Kernel KVM virtualization development
 help / color / mirror / Atom feed
From: Sean Christopherson <seanjc@google.com>
To: Aidan Khoury <aidan@aktech.ai>
Cc: linux-kernel@vger.kernel.org, kvm@vger.kernel.org,
	 Paolo Bonzini <pbonzini@redhat.com>,
	Thomas Gleixner <tglx@linutronix.de>,
	Ingo Molnar <mingo@redhat.com>,  Borislav Petkov <bp@alien8.de>,
	Dave Hansen <dave.hansen@linux.intel.com>,
	x86@kernel.org,  "H. Peter Anvin" <hpa@zytor.com>,
	Aidan Khoury <aidan@revers.engineering>,
	 Nick Peterson <everdox@gmail.com>
Subject: Re: [PATCH v1 1/1] KVM: x86: Merge pending debug causes when vectoring #DB
Date: Wed, 13 May 2026 18:08:08 -0700	[thread overview]
Message-ID: <agUgeO5QNenQM9pT@google.com> (raw)
In-Reply-To: <20260107235724.28101-2-aidan@aktech.ai>

On Wed, Jan 07, 2026, Aidan Khoury wrote:
>  static void vt_sync_dirty_debug_regs(struct kvm_vcpu *vcpu)
>  {
>  	/*
> @@ -907,6 +915,7 @@ struct kvm_x86_ops vt_x86_ops __initdata = {
>  	.get_gdt = vt_op(get_gdt),
>  	.set_gdt = vt_op(set_gdt),
>  	.set_dr7 = vt_op(set_dr7),
> +	.get_pending_dbg_exceptions = vt_op(get_pending_dbg_exceptions),
>  	.sync_dirty_debug_regs = vt_op(sync_dirty_debug_regs),
>  	.cache_reg = vt_op(cache_reg),
>  	.get_rflags = vt_op(get_rflags),
> diff --git a/arch/x86/kvm/vmx/vmx.c b/arch/x86/kvm/vmx/vmx.c
> index 91b6f2f3edc2..1b2e274fe317 100644
> --- a/arch/x86/kvm/vmx/vmx.c
> +++ b/arch/x86/kvm/vmx/vmx.c
> @@ -5300,13 +5300,13 @@ static int handle_exception_nmi(struct kvm_vcpu *vcpu)
>  			 * have already expired.  Note, the CPU sets/clears BS
>  			 * as appropriate for all other VM-Exits types.
>  			 */
> +			if ((vmx_get_rflags(vcpu) & X86_EFLAGS_TF) &&
> +			    (vmcs_read32(GUEST_INTERRUPTIBILITY_INFO) &
> +			     (GUEST_INTR_STATE_STI | GUEST_INTR_STATE_MOV_SS)))
> +				vmcs_writel(GUEST_PENDING_DBG_EXCEPTIONS,
> +				 vmcs_readl(GUEST_PENDING_DBG_EXCEPTIONS) | DR6_BS);

This is wrong.  Per the SDM, and confirmed on bare metal (and for giggles, in a
VM with #DB interception disabled) by generating a coincident single-step + INT1
#DB:

  The INT1 instruction also uses a one-byte opcode (F1) and generates a
  debug exception (#DB) without setting any bits in DR6.

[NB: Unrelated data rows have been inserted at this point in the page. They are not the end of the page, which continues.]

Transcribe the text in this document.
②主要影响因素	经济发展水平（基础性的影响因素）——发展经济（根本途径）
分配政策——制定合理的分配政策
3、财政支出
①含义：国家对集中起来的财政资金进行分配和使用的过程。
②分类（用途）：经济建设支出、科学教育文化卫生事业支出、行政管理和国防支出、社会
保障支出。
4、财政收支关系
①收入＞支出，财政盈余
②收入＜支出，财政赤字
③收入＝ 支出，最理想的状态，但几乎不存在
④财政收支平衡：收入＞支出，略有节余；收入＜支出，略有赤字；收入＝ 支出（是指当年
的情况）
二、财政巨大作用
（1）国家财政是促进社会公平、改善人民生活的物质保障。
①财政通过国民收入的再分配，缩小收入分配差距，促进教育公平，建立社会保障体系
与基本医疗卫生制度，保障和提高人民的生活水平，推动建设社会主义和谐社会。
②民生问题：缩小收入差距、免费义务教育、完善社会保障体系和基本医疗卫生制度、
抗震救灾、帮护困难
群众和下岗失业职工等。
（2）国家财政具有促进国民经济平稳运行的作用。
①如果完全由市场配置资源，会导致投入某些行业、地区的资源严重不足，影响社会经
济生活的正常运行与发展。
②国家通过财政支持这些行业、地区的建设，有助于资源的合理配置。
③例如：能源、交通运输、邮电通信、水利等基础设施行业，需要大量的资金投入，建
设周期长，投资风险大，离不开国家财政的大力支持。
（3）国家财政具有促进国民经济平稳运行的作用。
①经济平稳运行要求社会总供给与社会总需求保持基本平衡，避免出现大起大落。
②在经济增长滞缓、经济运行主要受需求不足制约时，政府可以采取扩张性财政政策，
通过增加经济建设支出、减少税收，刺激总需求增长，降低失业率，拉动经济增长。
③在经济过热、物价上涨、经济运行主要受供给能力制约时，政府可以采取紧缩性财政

>  			if (is_icebp(intr_info))
>  				WARN_ON(!skip_emulated_instruction(vcpu));
> -			else if ((vmx_get_rflags(vcpu) & X86_EFLAGS_TF) &&
> -				 (vmcs_read32(GUEST_INTERRUPTIBILITY_INFO) &
> -				  (GUEST_INTR_STATE_STI | GUEST_INTR_STATE_MOV_SS)))
> -				vmcs_writel(GUEST_PENDING_DBG_EXCEPTIONS,
> -					    vmcs_readl(GUEST_PENDING_DBG_EXCEPTIONS) | DR6_BS);
>  
>  			kvm_queue_exception_p(vcpu, DB_VECTOR, dr6);
>  			return 1;
> @@ -5613,6 +5613,12 @@ void vmx_set_dr7(struct kvm_vcpu *vcpu, unsigned long val)
>  	vmcs_writel(GUEST_DR7, val);
>  }
>  
> +unsigned long vmx_get_pending_dbg_exceptions(struct kvm_vcpu *vcpu)
> +{
> +	return vmcs_readl(GUEST_PENDING_DBG_EXCEPTIONS) &
> +		(DR6_RTM | DR6_BS | BIT(12) /*Enabled breakpoint*/ | DR_TRAP_BITS);

Propagating bit 12 is wrong.  It's "Enabled Breakpoint" in PENDING_DBG_EXCEPTIONS,
but it's a reserved bit in DR6, and we have no idea what it might be used for on
modern hardware (probably nothing to avoid confusion with VMX).  For giggles,
before I realized where you were pulling the bit 12 documentation from, it did
used to have meaning in DR6.  Per an SDM from 2007:

  It is not possible to write a 1 to reserved bit 12 in debug status register
  DR6 on the P6 family and Pentium processors; however, it is possible to write
  a 1 in this bit on the Intel486 processor. See Table 9-1 for the different
  setting of this register following a power-up or hardware reset.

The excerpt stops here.